USC Football Recruiting Class: Under-the-Radar Players From 2017

The 2017 USC football recruiting class includes some under-the-radar prospects who could develop into key players for the Trojans down the line.

The ink is dry on the letters of intent and the documents required are now safely faxed as USC football formally putting a seal on the 2017 recruiting class.

And as fans of the men of Troy bask in the warm afterglow of yet another Top 5 class, it is time to look beyond the glitz of the many marquee players to those who may not be quite as heralded.

Nestled securely in the background of this outstanding class are several players who may not have the star attraction of the many four- and five-star prospects coming to the land of Troy but may wind up being just as valuable to USC in 2017 and beyond.

Tayler Katoa | Linebacker

Supremely athletic, Layton, Utah’s Tayler Katoa comes to USC as a “do it all” athlete who played a variety of positions for his high school team but will play linebacker for the Trojans.

Possessing excellent size at 6-foot-2, 222 pounds, Katoa has the lateral speed to shut down the opposition sideline to sideline and the strength to shed blocks for containment.

An instinctual player, Katoa will now focus on defense and the sky is the limit for young Tayler as he learns the nuances of the position.

An early enrollee but likely redshirt in 2017, Katoa will bulk up a bit more as he looks to fill a prominent role in 2018 and beyond.

If Katoa does see the field in 2017, it will likely be on special teams where his athleticism will create havoc for USC’s opponents.

Damon Johnson | Longsnapper

How in the world could a 2-star prospect not only make this list but also a list for the most likely to see playing time in 2017?

Yet that is the circumstance for longsnapper Damon Johnson who will attempt to fill the shoes for the now departed Zach Smith, whose greatest claim to fame is that Trojan fans never heard his name associated with errant snaps.

Johnson, who is a top-notch snapper, will see the field from the get-go and if he can replicate the anonymity of his predecessor, Clay Helton and company will be to have spent the scholarship on the specialist.

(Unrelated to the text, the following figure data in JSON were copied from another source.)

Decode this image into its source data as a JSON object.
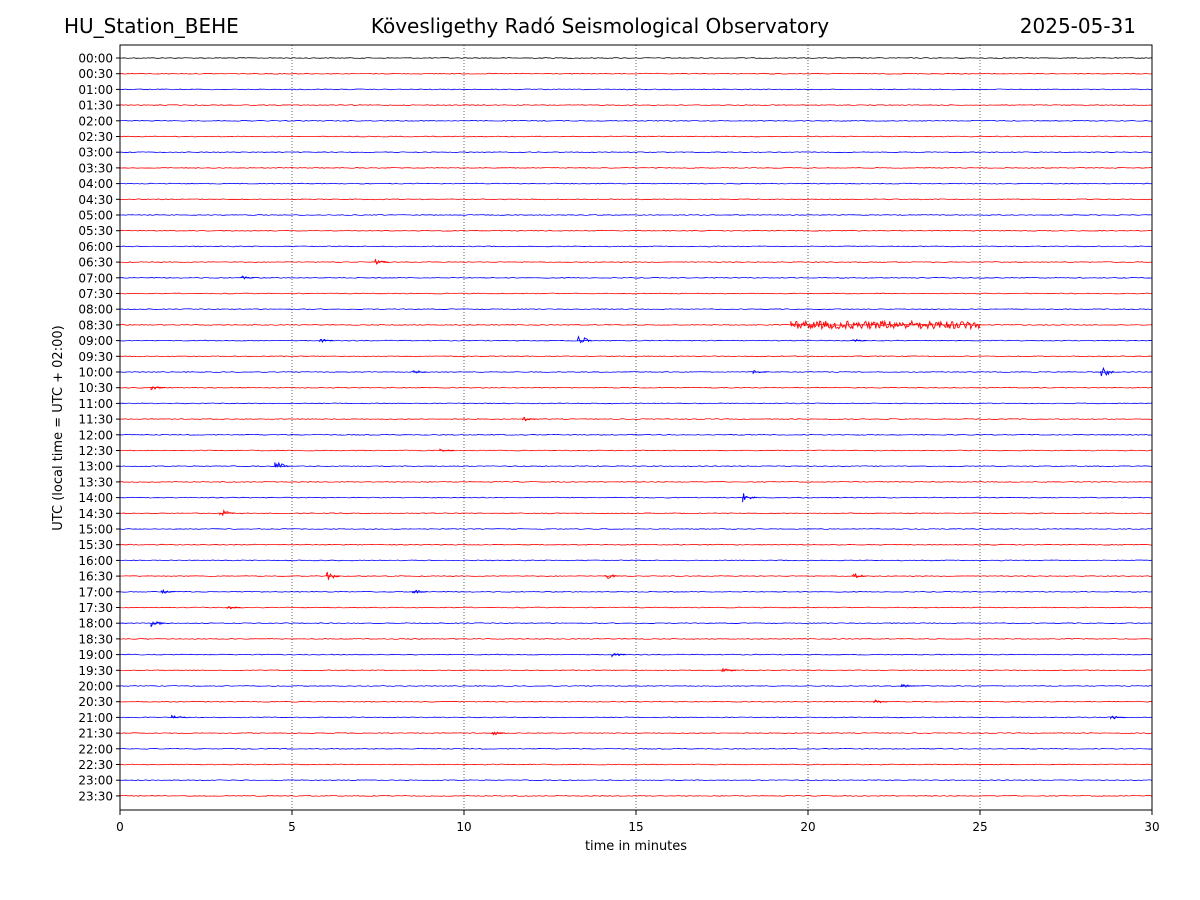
{
  "header": {
    "station": "HU_Station_BEHE",
    "observatory": "Kövesligethy Radó Seismological Observatory",
    "date": "2025-05-31"
  },
  "chart_data": {
    "type": "line",
    "xlabel": "time in minutes",
    "ylabel": "UTC (local time = UTC + 02:00)",
    "xlim": [
      0,
      30
    ],
    "x_ticks": [
      "0",
      "5",
      "10",
      "15",
      "20",
      "25",
      "30"
    ],
    "row_labels": [
      "00:00",
      "00:30",
      "01:00",
      "01:30",
      "02:00",
      "02:30",
      "03:00",
      "03:30",
      "04:00",
      "04:30",
      "05:00",
      "05:30",
      "06:00",
      "06:30",
      "07:00",
      "07:30",
      "08:00",
      "08:30",
      "09:00",
      "09:30",
      "10:00",
      "10:30",
      "11:00",
      "11:30",
      "12:00",
      "12:30",
      "13:00",
      "13:30",
      "14:00",
      "14:30",
      "15:00",
      "15:30",
      "16:00",
      "16:30",
      "17:00",
      "17:30",
      "18:00",
      "18:30",
      "19:00",
      "19:30",
      "20:00",
      "20:30",
      "21:00",
      "21:30",
      "22:00",
      "22:30",
      "23:00",
      "23:30"
    ],
    "grid": "vertical dotted lines at 5-minute intervals",
    "colors": {
      "even_rows": "#0000ff",
      "odd_rows": "#ff0000",
      "top_row": "#000000"
    },
    "events": [
      {
        "row": 13,
        "t": 7.4,
        "amp": 3
      },
      {
        "row": 14,
        "t": 3.5,
        "amp": 2
      },
      {
        "row": 17,
        "t": 19.5,
        "t_end": 25.0,
        "amp": 4
      },
      {
        "row": 18,
        "t": 13.3,
        "amp": 6
      },
      {
        "row": 18,
        "t": 5.8,
        "amp": 2
      },
      {
        "row": 18,
        "t": 21.3,
        "amp": 2
      },
      {
        "row": 20,
        "t": 8.5,
        "amp": 2
      },
      {
        "row": 20,
        "t": 18.4,
        "amp": 2
      },
      {
        "row": 20,
        "t": 28.5,
        "amp": 6
      },
      {
        "row": 21,
        "t": 0.9,
        "amp": 3
      },
      {
        "row": 23,
        "t": 11.7,
        "amp": 2
      },
      {
        "row": 25,
        "t": 9.3,
        "amp": 2
      },
      {
        "row": 26,
        "t": 4.5,
        "amp": 5
      },
      {
        "row": 28,
        "t": 18.1,
        "amp": 5
      },
      {
        "row": 29,
        "t": 2.9,
        "amp": 5
      },
      {
        "row": 33,
        "t": 6.0,
        "amp": 4
      },
      {
        "row": 33,
        "t": 14.1,
        "amp": 3
      },
      {
        "row": 33,
        "t": 21.3,
        "amp": 3
      },
      {
        "row": 34,
        "t": 1.2,
        "amp": 2
      },
      {
        "row": 34,
        "t": 8.5,
        "amp": 2
      },
      {
        "row": 35,
        "t": 3.1,
        "amp": 2
      },
      {
        "row": 36,
        "t": 0.9,
        "amp": 4
      },
      {
        "row": 38,
        "t": 14.3,
        "amp": 2
      },
      {
        "row": 39,
        "t": 17.5,
        "amp": 2
      },
      {
        "row": 40,
        "t": 22.7,
        "amp": 2
      },
      {
        "row": 41,
        "t": 21.9,
        "amp": 2
      },
      {
        "row": 42,
        "t": 1.5,
        "amp": 2
      },
      {
        "row": 42,
        "t": 28.8,
        "amp": 2
      },
      {
        "row": 43,
        "t": 10.8,
        "amp": 2
      }
    ]
  }
}
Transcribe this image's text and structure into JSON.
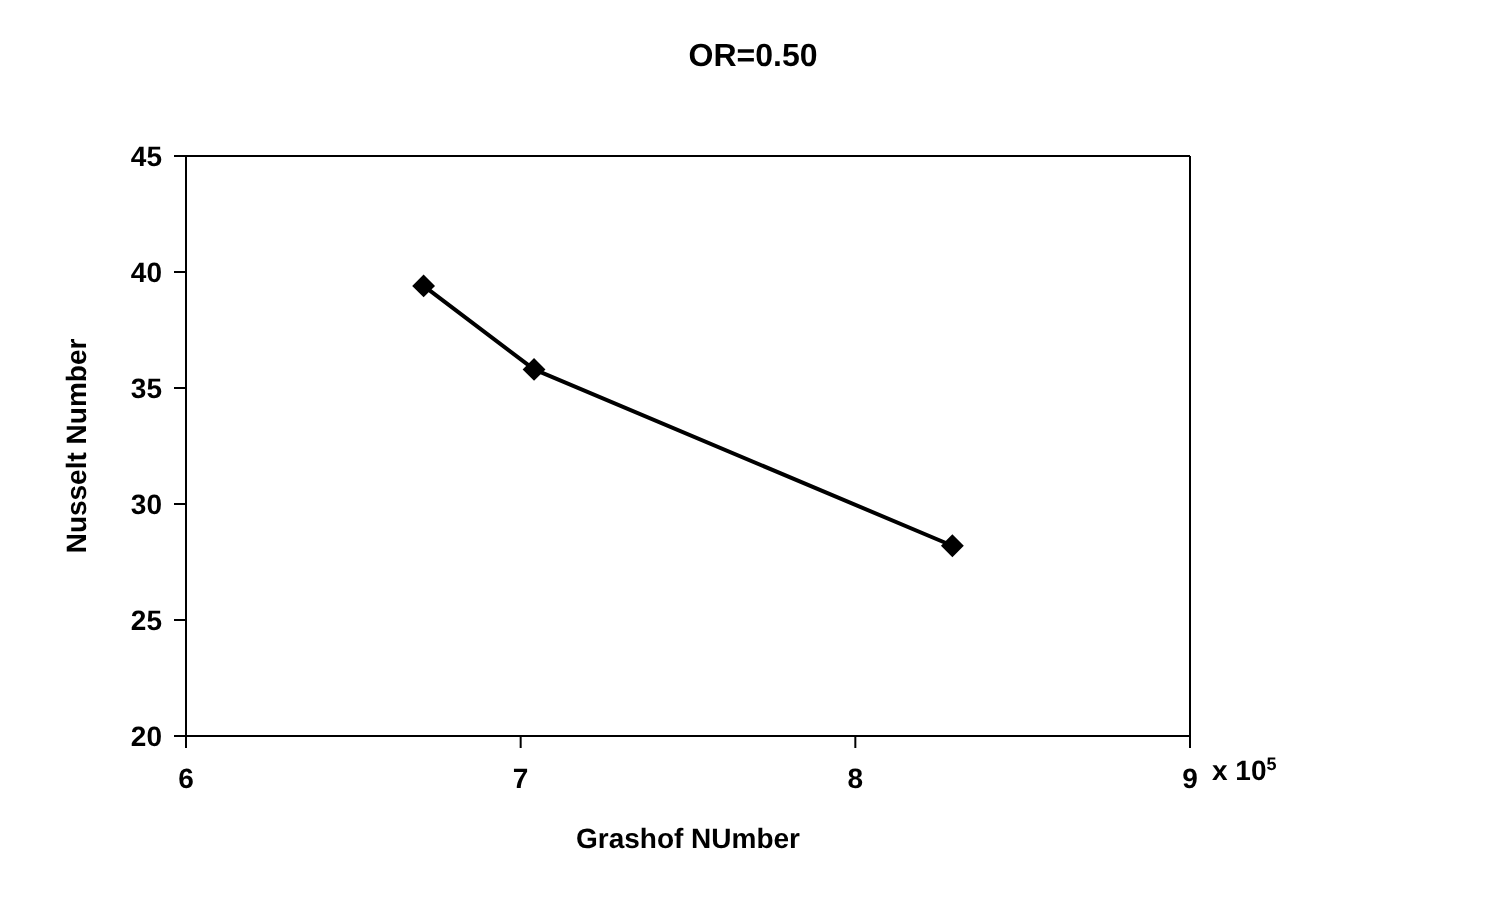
{
  "chart_data": {
    "type": "line",
    "title": "OR=0.50",
    "xlabel": "Grashof NUmber",
    "ylabel": "Nusselt Number",
    "x": [
      6.71,
      7.04,
      8.29
    ],
    "series": [
      {
        "color": "#000000",
        "values": [
          39.4,
          35.8,
          28.2
        ]
      }
    ],
    "xlim": [
      6,
      9
    ],
    "xticks": [
      6,
      7,
      8,
      9
    ],
    "ylim": [
      20,
      45
    ],
    "yticks": [
      20,
      25,
      30,
      35,
      40,
      45
    ],
    "marker": "diamond",
    "line_style": "solid",
    "annotations": [
      "x 10$^{5}$"
    ]
  }
}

Brandon Pili | Defensive Tackle

While Jay Tufele and Marlon Tuipolotu grabbed all the headlines as high profile defensive tackle signees, Portland, Oregon tackle Brandon Pili just might wind up being the best of them all.

Prior to finishing his prep career in Oregon last year, Pili played in relative obscurity in Alaska dominating lesser known competition as a 6-foot-4, 310-pound beast in the trenches.

Though raw and very likely to take a redshirt in 2017, Pili has the size and athleticism to be a force for the Trojans in the future. Defensive line coach Kenechi Udeze—who recruited Pili—must be salivating at young Brandon’s immense potential.

Juliano Falaniko | Linebacker

Speaking of toiling in obscurity, Pago Pago, American Samoa linebacker Juliano Falaniko is yet another player who just oozes potential.

At 6-foot-4, 220 pounds, Falaniko was athletic enough to play multiple positions for his high school team including wide receiver.

Possessing great lateral speed and excellent football instincts, Falaniko is raw and will likely get a redshirt in 2017 but linebackers coach Johnny Nansen will get to mold a player who can make a big difference in 2018 and beyond.

Je’Quari Godfrey | Cornerback

Defensive coordinator and cornerbacks coach Clancy Pendergast loves tall corners and at 6-foot-2, Je’Quary Godfrey certainly fits the bill.

Coming from prep football royalty at Oakland’s Bishop O’Dowd high school, Godfrey—a former Cal verbal commit—was swayed to flip to USC after a recruiting visit on the weekend of Jan. 13.

Though only rated a three-star prospect, Godfrey’s size—and yes, potential—made him a must get for USC in the 2017 class as he was the Trojans’ only corner in the class prior to the commitment of Greg Johnson on LOI signing day.

Coming off of a knee injury which ended his senior season, Godfrey will have the luxury of time to hone his skills as a likely redshirt prior to seeing the field of play in 2018.

Just missing the cut for this article are defensive end Jacob Lichtenstein, offensive lineman Jalen McKenzie and tight end Erik Krommenhoek, all players with tremendous upside.

Unless you are Alabama, most top recruiting classes sprinkle in three-star prospects among their four and five-star recruits and for USC in the 2017 class, this is also true.

The trick for these programs—and certainly for USC—is to make the most of these lower-rated prospects and this will be the case for the Trojans in this year’s class.

Fortunately for the men of Troy, they have a lot to work with these under rated prospects and if things go right, no one will remember what star designation these players carried as prep players as they excel in their college careers.

And that will put a smile on the faces of those who follow the cardinal and gold for sure.